Adding to the evidence that links prenatal smoke exposure and the development of the nervous system, Toledo-Rodriguez et al. (2010) showed that exon 6 of brain-derived neurotrophic factor, a gene regulated by methylation and involved in brain development and function, showed higher DNA methylation in adolescents who were prenatally exposed to maternal cigarette smoking (Toledo-Rodriguez et al., 2010; Park & Poo, 2013). Finally, Maccani et al. (2010) revealed that the expression of several microRNAs that play critical roles in placental and fetal development changes in response to maternal smoking.

These recent discoveries on tobacco toxicity have come about, in part, because massive funds were made available after successful tobacco litigation efforts by state Attorneys General from 46 states and private litigators. These suits resulted in the 1998 Tobacco Master Settlement Agreement with Philip Morris Inc., R. J. Reynolds, Brown and Williamson, and Lorillard, the four largest U.S. tobacco companies. In exchange for exemption from personal liability claims on behalf of those who suffered damages from smoking, the settlement dissolved tobacco industry research groups, including the Tobacco Institute and the Center for Indoor Air Research, that had perpetuated disinformation by funding researchers around the world. This agreement provided for $206 billion for funding advertising campaigns to discourage smoking and to fund training and basic research on scientific questions.

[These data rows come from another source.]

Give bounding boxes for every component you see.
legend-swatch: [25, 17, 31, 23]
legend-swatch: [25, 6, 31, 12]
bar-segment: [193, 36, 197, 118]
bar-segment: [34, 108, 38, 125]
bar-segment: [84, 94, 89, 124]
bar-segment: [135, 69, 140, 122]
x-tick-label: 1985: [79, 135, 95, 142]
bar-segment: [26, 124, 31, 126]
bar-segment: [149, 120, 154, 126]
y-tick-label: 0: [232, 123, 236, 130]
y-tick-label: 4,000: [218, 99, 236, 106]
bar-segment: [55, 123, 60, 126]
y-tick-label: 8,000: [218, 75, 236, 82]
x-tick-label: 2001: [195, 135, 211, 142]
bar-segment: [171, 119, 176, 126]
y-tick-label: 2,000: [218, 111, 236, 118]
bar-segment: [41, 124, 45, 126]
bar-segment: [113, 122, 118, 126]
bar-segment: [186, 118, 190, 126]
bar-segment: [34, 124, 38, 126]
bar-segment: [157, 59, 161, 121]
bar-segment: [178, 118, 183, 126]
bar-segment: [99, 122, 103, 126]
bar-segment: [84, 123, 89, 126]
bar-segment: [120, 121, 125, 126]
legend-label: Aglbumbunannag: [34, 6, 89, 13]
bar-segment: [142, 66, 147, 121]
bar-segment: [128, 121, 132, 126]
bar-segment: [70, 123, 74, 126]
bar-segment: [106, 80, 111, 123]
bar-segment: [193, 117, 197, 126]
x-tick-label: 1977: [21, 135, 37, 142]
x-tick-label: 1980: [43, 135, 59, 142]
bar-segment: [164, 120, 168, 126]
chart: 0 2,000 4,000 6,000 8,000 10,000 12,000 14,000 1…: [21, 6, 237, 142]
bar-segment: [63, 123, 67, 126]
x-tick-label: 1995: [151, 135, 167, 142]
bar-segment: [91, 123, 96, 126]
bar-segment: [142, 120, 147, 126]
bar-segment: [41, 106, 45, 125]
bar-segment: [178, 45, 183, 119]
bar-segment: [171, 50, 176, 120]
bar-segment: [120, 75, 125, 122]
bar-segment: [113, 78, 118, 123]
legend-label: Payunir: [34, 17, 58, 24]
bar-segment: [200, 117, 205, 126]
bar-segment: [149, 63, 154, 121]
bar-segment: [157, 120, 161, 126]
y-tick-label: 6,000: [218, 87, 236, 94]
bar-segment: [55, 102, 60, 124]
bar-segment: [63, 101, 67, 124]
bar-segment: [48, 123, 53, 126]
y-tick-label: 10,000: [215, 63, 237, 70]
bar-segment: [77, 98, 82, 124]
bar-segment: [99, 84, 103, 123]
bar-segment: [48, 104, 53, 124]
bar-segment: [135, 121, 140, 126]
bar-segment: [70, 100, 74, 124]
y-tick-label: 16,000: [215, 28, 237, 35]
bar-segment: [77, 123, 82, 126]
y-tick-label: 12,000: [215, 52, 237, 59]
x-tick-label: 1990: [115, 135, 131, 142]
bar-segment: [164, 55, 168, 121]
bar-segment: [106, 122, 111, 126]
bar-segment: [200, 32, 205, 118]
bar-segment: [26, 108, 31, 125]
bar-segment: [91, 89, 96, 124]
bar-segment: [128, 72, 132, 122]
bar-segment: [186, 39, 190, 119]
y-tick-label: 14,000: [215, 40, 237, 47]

Research on commercially profitable materials requires major funding and commitments. Therefore, it is absolutely crucial, particularly for exposures that are relevant in occupational and environmental contexts, to ensure independent funding. Only when that funding is secure can science be carried out without being subject to intense financial, political, and economic pressures. Had that been the case several decades ago, millions of lives would have been spared the damaging impacts of lead, asbestos, and tobacco. As we move into the 21st century, we need to establish safeguards that ensure the independence of funding and the training of scientists responsible for public health studies that aim to prevent, rather than confirm, harm.